Eg. if you update from 3.2.0 template, you should version it to 3.2.1 so you’ll get notified later if there are some changes to reflect in that template. Do not update others digit because they are already used by WP Customer Area.
So, the following block of code:
<?php /** Template version: 3.1.0 * * -= 3.1.0 =- * - Add hooks * * -= 3.0.0 =- * - Initial version * */ ?>
Should become this:
<?php /** Template version: 3.1.1 * * -= 3.1.1 =- * - My own personal class customization * - Added new button * * -= 3.1.0 =- * - Add hooks * * -= 3.0.0 =- * - Initial version * */ ?>
Templates listing
To see which templates have been overridden, you can visit the Customer Area > Status > Templates page. You will get a lot of information about:
- which templates are overridden and which ones are original
- if their version number matches the original template version number (useful to detect if some overridden templates need to be updated after you have updated the plugin)
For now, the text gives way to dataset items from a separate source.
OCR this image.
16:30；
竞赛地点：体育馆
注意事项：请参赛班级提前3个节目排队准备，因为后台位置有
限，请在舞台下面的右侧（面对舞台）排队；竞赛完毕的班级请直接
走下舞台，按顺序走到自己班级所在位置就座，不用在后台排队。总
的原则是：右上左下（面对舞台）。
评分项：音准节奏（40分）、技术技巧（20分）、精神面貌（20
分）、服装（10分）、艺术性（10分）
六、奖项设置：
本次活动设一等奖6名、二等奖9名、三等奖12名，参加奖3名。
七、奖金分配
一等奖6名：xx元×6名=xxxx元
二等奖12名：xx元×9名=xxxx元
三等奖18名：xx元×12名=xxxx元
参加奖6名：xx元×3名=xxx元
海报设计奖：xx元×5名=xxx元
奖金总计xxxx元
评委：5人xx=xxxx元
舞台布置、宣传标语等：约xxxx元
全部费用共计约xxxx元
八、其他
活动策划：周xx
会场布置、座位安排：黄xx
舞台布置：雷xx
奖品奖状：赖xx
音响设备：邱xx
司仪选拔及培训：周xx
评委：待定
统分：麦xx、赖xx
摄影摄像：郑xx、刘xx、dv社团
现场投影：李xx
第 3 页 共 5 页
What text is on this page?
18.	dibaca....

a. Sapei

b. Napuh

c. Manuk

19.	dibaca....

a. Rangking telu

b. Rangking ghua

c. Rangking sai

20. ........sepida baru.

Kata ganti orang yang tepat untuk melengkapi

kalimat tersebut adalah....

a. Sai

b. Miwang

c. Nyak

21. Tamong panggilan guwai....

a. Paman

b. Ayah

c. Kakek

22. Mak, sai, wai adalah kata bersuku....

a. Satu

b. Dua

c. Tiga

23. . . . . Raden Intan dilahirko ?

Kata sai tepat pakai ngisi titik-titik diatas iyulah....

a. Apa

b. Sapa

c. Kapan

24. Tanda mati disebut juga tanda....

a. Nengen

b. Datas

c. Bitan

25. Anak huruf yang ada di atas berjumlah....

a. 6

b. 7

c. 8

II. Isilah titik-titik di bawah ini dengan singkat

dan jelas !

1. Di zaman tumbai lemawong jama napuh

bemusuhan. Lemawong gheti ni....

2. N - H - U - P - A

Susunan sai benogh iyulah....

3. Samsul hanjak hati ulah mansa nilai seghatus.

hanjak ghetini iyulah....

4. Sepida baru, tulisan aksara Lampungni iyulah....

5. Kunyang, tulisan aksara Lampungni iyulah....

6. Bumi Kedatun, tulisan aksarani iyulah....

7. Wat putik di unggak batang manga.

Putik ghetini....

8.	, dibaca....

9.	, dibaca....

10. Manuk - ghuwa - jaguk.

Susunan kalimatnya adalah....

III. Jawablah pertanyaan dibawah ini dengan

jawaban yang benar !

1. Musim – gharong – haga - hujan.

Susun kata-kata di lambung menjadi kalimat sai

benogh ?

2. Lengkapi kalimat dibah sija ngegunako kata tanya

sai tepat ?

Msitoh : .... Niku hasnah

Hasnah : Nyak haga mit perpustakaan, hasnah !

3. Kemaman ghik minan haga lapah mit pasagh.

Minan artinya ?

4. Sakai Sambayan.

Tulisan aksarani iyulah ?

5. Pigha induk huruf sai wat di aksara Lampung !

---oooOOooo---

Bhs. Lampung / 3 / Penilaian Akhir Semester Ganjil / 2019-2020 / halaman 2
Tip: if you are using a theme that could be upgraded in the future, we recommend to put your customer area templates in the WordPress content directory /wp-content/customer-area/templates
General structure
All the pages defined in the Customer Area (except the detail pages for single private content) are following the same layout. The template you will need to copy is named customer-page.template.php
and can be found in /customer-area/src/php/core-classes/templates/
Individual page parts
If you want to make changes to a particular customer page, you can also override a part of it. Each page may contain 4 areas: a header, a footer, a sidebar and a content area. Of course, not all pages output content in those areas. For example, by default, the customer dashboard does not show a sidebar.
By convention, each page part (header, footer, content and sidebar) corresponds to a template file named after the page slug:
myslug-header.template.php
for the headermyslug content.template.php
for contentmyslug-sidebar.template.php
to sidebar (if needed)myslug-footer.template.php
for footer
You can find the slug of each page in WP Customer Area > Status > Pages.
Content listing pages
Pages listing content is loaded to display private content. These are templates that you can reuse in your theme:
myslug-content-item.template.php
represents a content item in the list on the main page of content – for example, in the My Files pagemyslug-content-item-dashboard.template.php
represents a content item in the list of the corresponding section of the dashboard – for example, recent filesmyslug-content-item-empty.template.php
is displayed in the absence of contentmyslug-content-item-empty-category_archive.template.php
is displayed in the absence of content in a category pagemyslug-content-item-empty-date_archive.template.php
is displayed in the absence of content in a page archive by date
You can find the slug of each page in WP Customer Area > Status > Pages.
Single content pages
WP Customer Area will show the details of a private content just after its description (author, owner, date of publication, the download link for a private file, etc.). Again, you can make your changes to the model myslug-single-post-footer.template.php
. It will be used to display this information just below the details of the content.
Add-ons
The add-ons also work with that very same template system. Because there are too many of them, it would be useless to list them all here. You should use the developer tools which will allow you to see on each page, directly in the HTML source code, which templates are in use.